L’idée est de faire vivre le château, racheté en 1981 à une voix près par la mairie de Centrès, petit village aveyronnais de moins de cinq cents habitants, et restauré avec les Compagnons du devoir. Depuis 1985, le lieu accueille chaque année une exposition d’art contemporain. «Le château est le premier lieu d’art contemporain en France, en milieu rural», explique Jacqueline Dufour, présidente de l’association du château de Taurines depuis janvier 2021. «Je ne sais pas si c’était calculé. C’est une proposition qui a été faite, et qui a été acceptée. Les artistes sont venus, et ont été très inspirés.
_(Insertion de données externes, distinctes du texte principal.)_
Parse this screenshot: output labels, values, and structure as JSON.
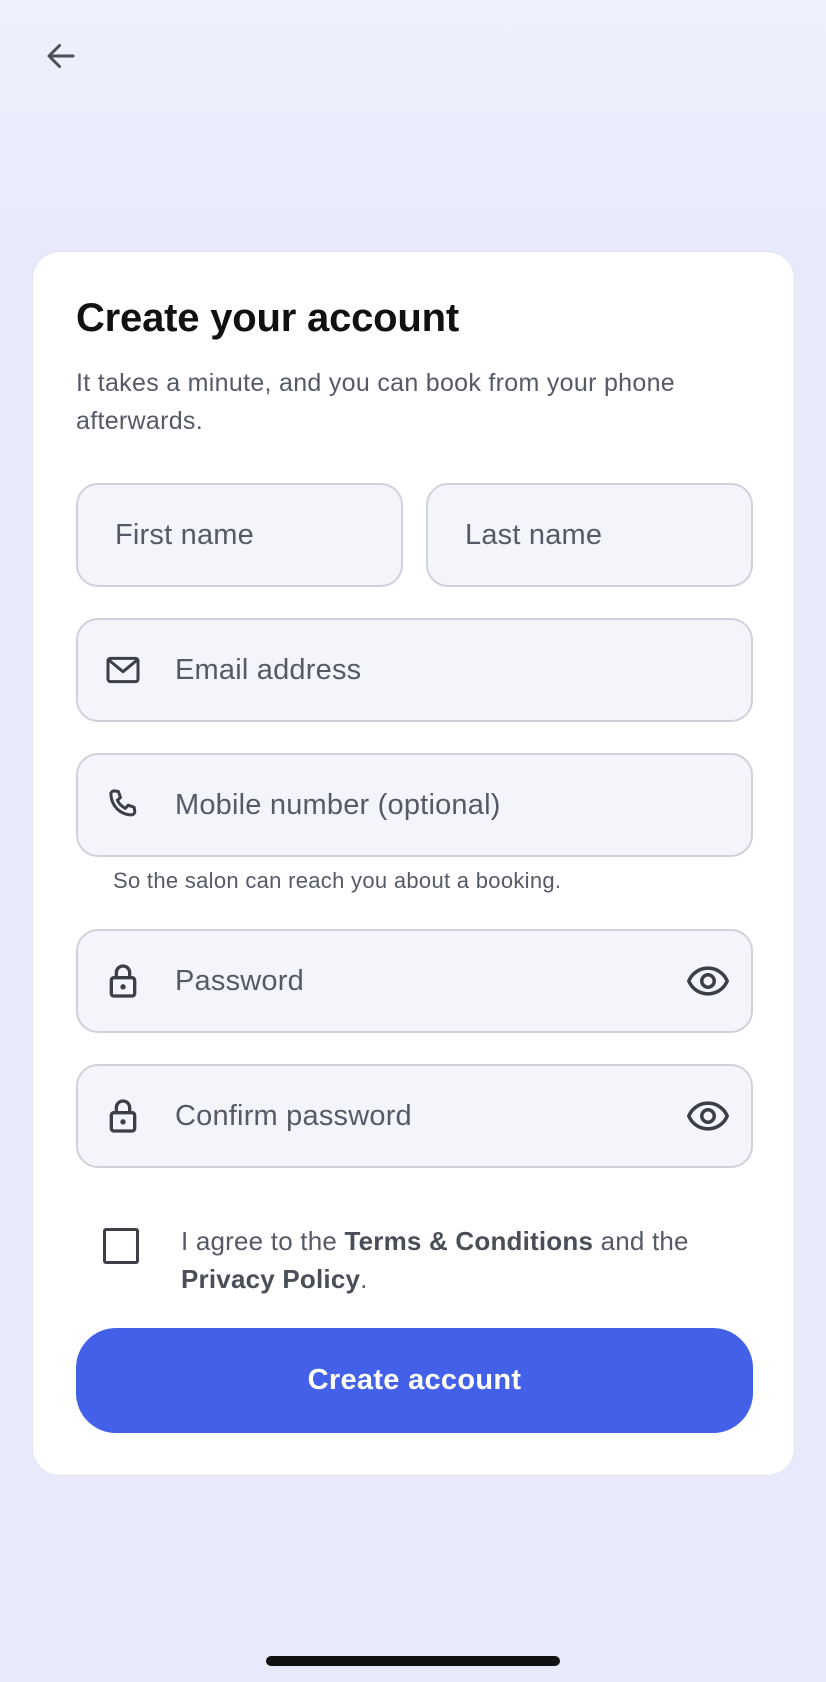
{
  "header": {
    "back_icon": "arrow-left-icon"
  },
  "card": {
    "title": "Create your account",
    "subtitle": "It takes a minute, and you can book from your phone afterwards."
  },
  "form": {
    "first_name": {
      "placeholder": "First name"
    },
    "last_name": {
      "placeholder": "Last name"
    },
    "email": {
      "placeholder": "Email address",
      "icon": "mail-icon"
    },
    "mobile": {
      "placeholder": "Mobile number (optional)",
      "icon": "phone-icon",
      "helper": "So the salon can reach you about a booking."
    },
    "password": {
      "placeholder": "Password",
      "icon": "lock-icon",
      "toggle_icon": "eye-icon"
    },
    "confirm_password": {
      "placeholder": "Confirm password",
      "icon": "lock-icon",
      "toggle_icon": "eye-icon"
    },
    "agree": {
      "checked": false,
      "prefix": "I agree to the ",
      "terms": "Terms & Conditions",
      "middle": " and the ",
      "privacy": "Privacy Policy",
      "suffix": "."
    },
    "submit_label": "Create account"
  },
  "colors": {
    "background": "#e8eafb",
    "accent": "#4361e8",
    "field_bg": "#f4f5fa",
    "field_border": "#cfd2da"
  }
}
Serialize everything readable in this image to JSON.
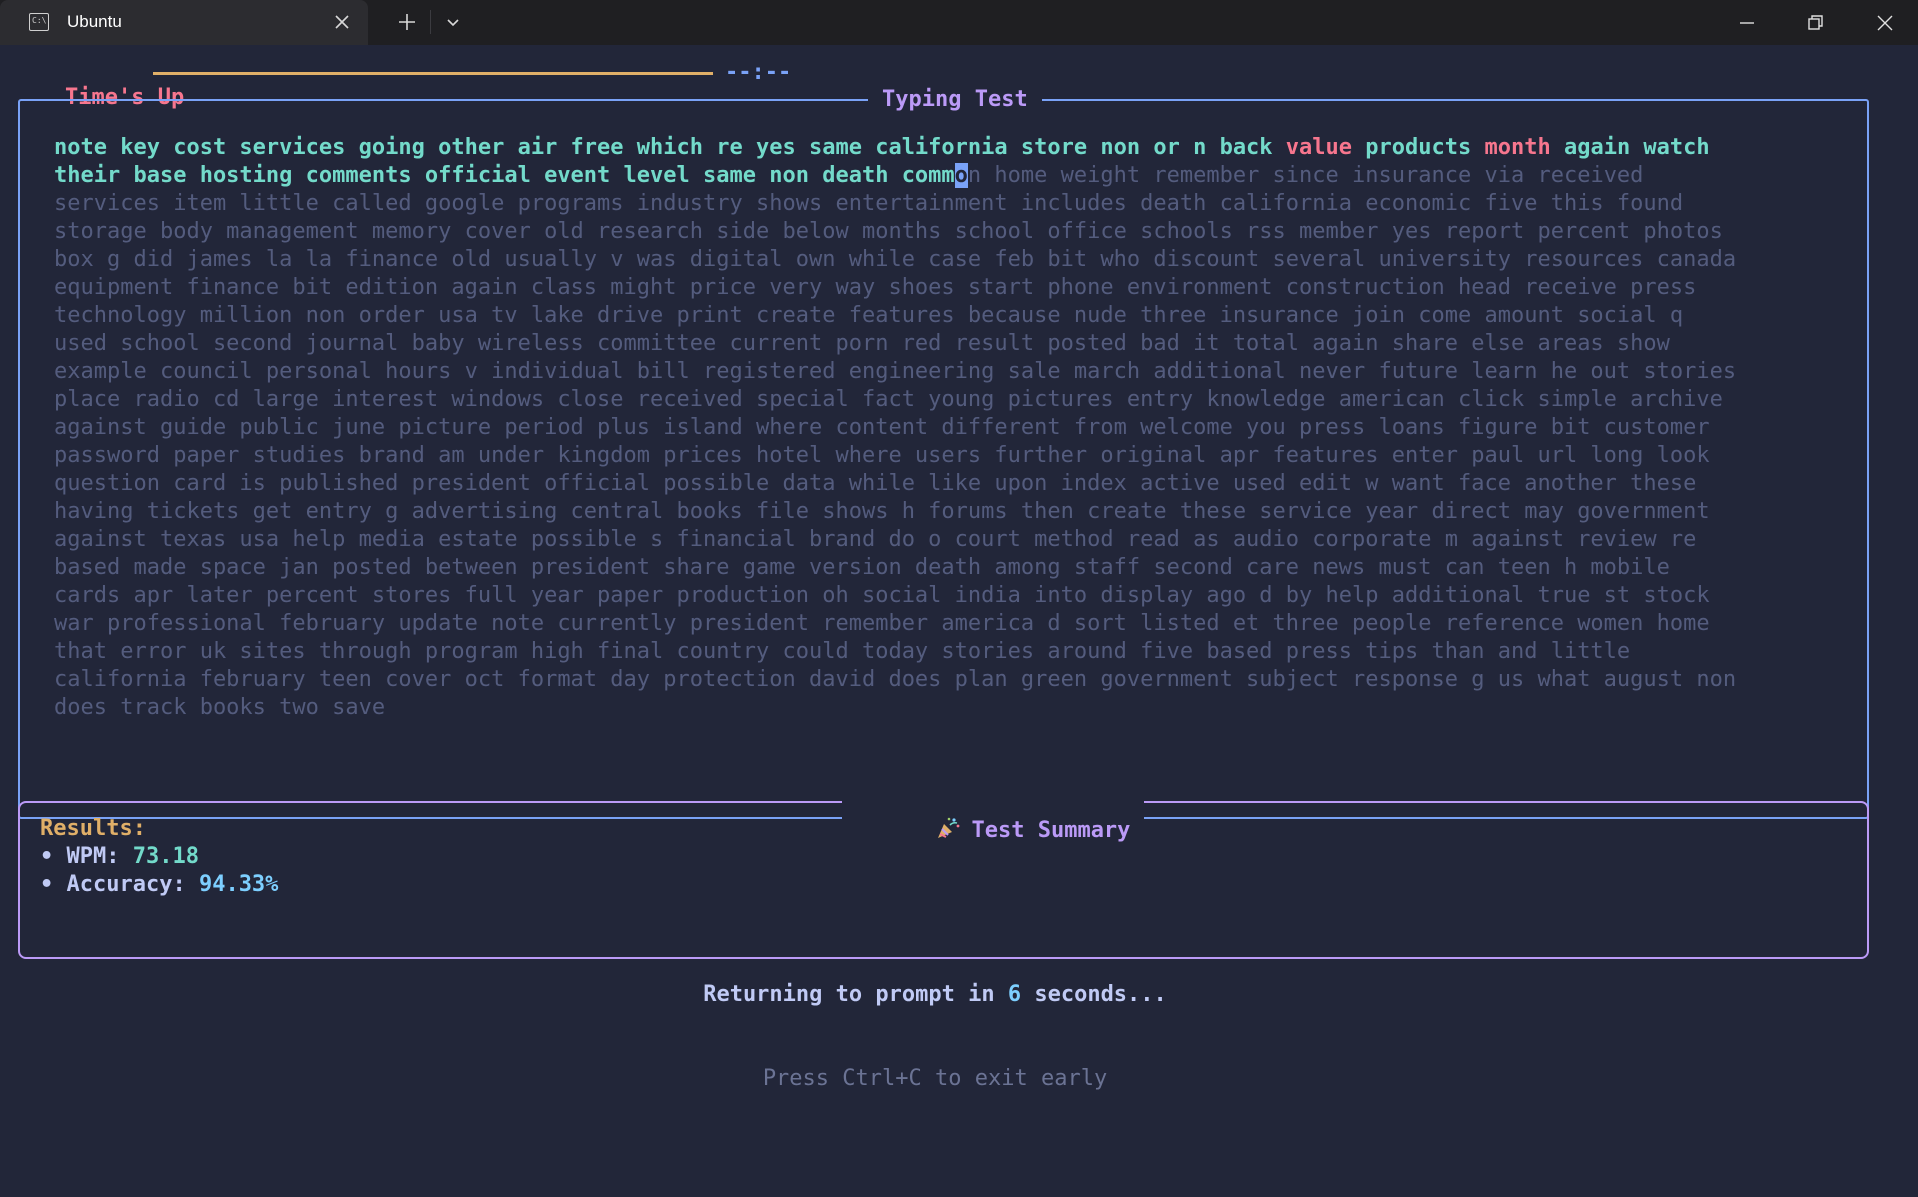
{
  "window": {
    "tab_title": "Ubuntu",
    "tab_icon": "terminal-icon",
    "close_tab_icon": "close-icon",
    "new_tab_icon": "plus-icon",
    "dropdown_icon": "chevron-down-icon",
    "minimize_icon": "minimize-icon",
    "maximize_icon": "restore-icon",
    "close_icon": "close-icon"
  },
  "timer": {
    "label": "Time's Up",
    "time": "--:--",
    "progress": 0,
    "bar_color": "#e0af68"
  },
  "typing_test": {
    "title": "Typing Test",
    "lines": [
      [
        {
          "t": "note key cost services going other air free which re yes same california store non or n back ",
          "s": "ok"
        },
        {
          "t": "value",
          "s": "bad"
        },
        {
          "t": " products ",
          "s": "ok"
        },
        {
          "t": "month",
          "s": "bad"
        },
        {
          "t": " again watch",
          "s": "ok"
        }
      ],
      [
        {
          "t": "their base hosting comments official event level same non death comm",
          "s": "ok"
        },
        {
          "t": "o",
          "s": "cursor"
        },
        {
          "t": "n home weight remember since insurance via received",
          "s": "rest"
        }
      ],
      [
        {
          "t": "services item little called google programs industry shows entertainment includes death california economic five this found",
          "s": "rest"
        }
      ],
      [
        {
          "t": "storage body management memory cover old research side below months school office schools rss member yes report percent photos",
          "s": "rest"
        }
      ],
      [
        {
          "t": "box g did james la la finance old usually v was digital own while case feb bit who discount several university resources canada",
          "s": "rest"
        }
      ],
      [
        {
          "t": "equipment finance bit edition again class might price very way shoes start phone environment construction head receive press",
          "s": "rest"
        }
      ],
      [
        {
          "t": "technology million non order usa tv lake drive print create features because nude three insurance join come amount social q",
          "s": "rest"
        }
      ],
      [
        {
          "t": "used school second journal baby wireless committee current porn red result posted bad it total again share else areas show",
          "s": "rest"
        }
      ],
      [
        {
          "t": "example council personal hours v individual bill registered engineering sale march additional never future learn he out stories",
          "s": "rest"
        }
      ],
      [
        {
          "t": "place radio cd large interest windows close received special fact young pictures entry knowledge american click simple archive",
          "s": "rest"
        }
      ],
      [
        {
          "t": "against guide public june picture period plus island where content different from welcome you press loans figure bit customer",
          "s": "rest"
        }
      ],
      [
        {
          "t": "password paper studies brand am under kingdom prices hotel where users further original apr features enter paul url long look",
          "s": "rest"
        }
      ],
      [
        {
          "t": "question card is published president official possible data while like upon index active used edit w want face another these",
          "s": "rest"
        }
      ],
      [
        {
          "t": "having tickets get entry g advertising central books file shows h forums then create these service year direct may government",
          "s": "rest"
        }
      ],
      [
        {
          "t": "against texas usa help media estate possible s financial brand do o court method read as audio corporate m against review re",
          "s": "rest"
        }
      ],
      [
        {
          "t": "based made space jan posted between president share game version death among staff second care news must can teen h mobile",
          "s": "rest"
        }
      ],
      [
        {
          "t": "cards apr later percent stores full year paper production oh social india into display ago d by help additional true st stock",
          "s": "rest"
        }
      ],
      [
        {
          "t": "war professional february update note currently president remember america d sort listed et three people reference women home",
          "s": "rest"
        }
      ],
      [
        {
          "t": "that error uk sites through program high final country could today stories around five based press tips than and little",
          "s": "rest"
        }
      ],
      [
        {
          "t": "california february teen cover oct format day protection david does plan green government subject response g us what august non",
          "s": "rest"
        }
      ],
      [
        {
          "t": "does track books two save",
          "s": "rest"
        }
      ]
    ]
  },
  "summary": {
    "title": "Test Summary",
    "icon": "party-popper-icon",
    "results_label": "Results:",
    "wpm_label": "• WPM: ",
    "wpm_value": "73.18",
    "accuracy_label": "• Accuracy: ",
    "accuracy_value": "94.33%"
  },
  "footer": {
    "returning_prefix": "Returning to prompt in ",
    "seconds": "6",
    "returning_suffix": " seconds...",
    "hint": "Press Ctrl+C to exit early"
  },
  "colors": {
    "background": "#222639",
    "correct": "#73daca",
    "incorrect": "#f7768e",
    "untyped": "#545c7e",
    "cursor": "#7aa2f7",
    "panel_border": "#7aa2f7",
    "summary_border": "#bb9af7",
    "accent_title": "#bb9af7"
  }
}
Et depuis, ça s’est mis en place au fil du temps et les expositions ont continué.»

Début juillet a eu lieu l’inauguration de l’exposition 2021, deuxième chapitre d’un projet triennal consacré au verre, en hommage au passé verrier de la région, où était fabriqué le verre à partir du sable bordant les rivières du Céor et du Viaur, aux XVIIe et XVIIIe siècles.

Trois artistes ont proposé leur vision; Baptiste Debombourg, Richard Fauguet et Célie Falières. Lors de l’inauguration, Jos Pujol était là, pour rencontrer les artistes et s’imprégner des lieux. Et faire résonner les pierres avant la fin de la saison et le démantèlement des œuvres, trois mois plus tard.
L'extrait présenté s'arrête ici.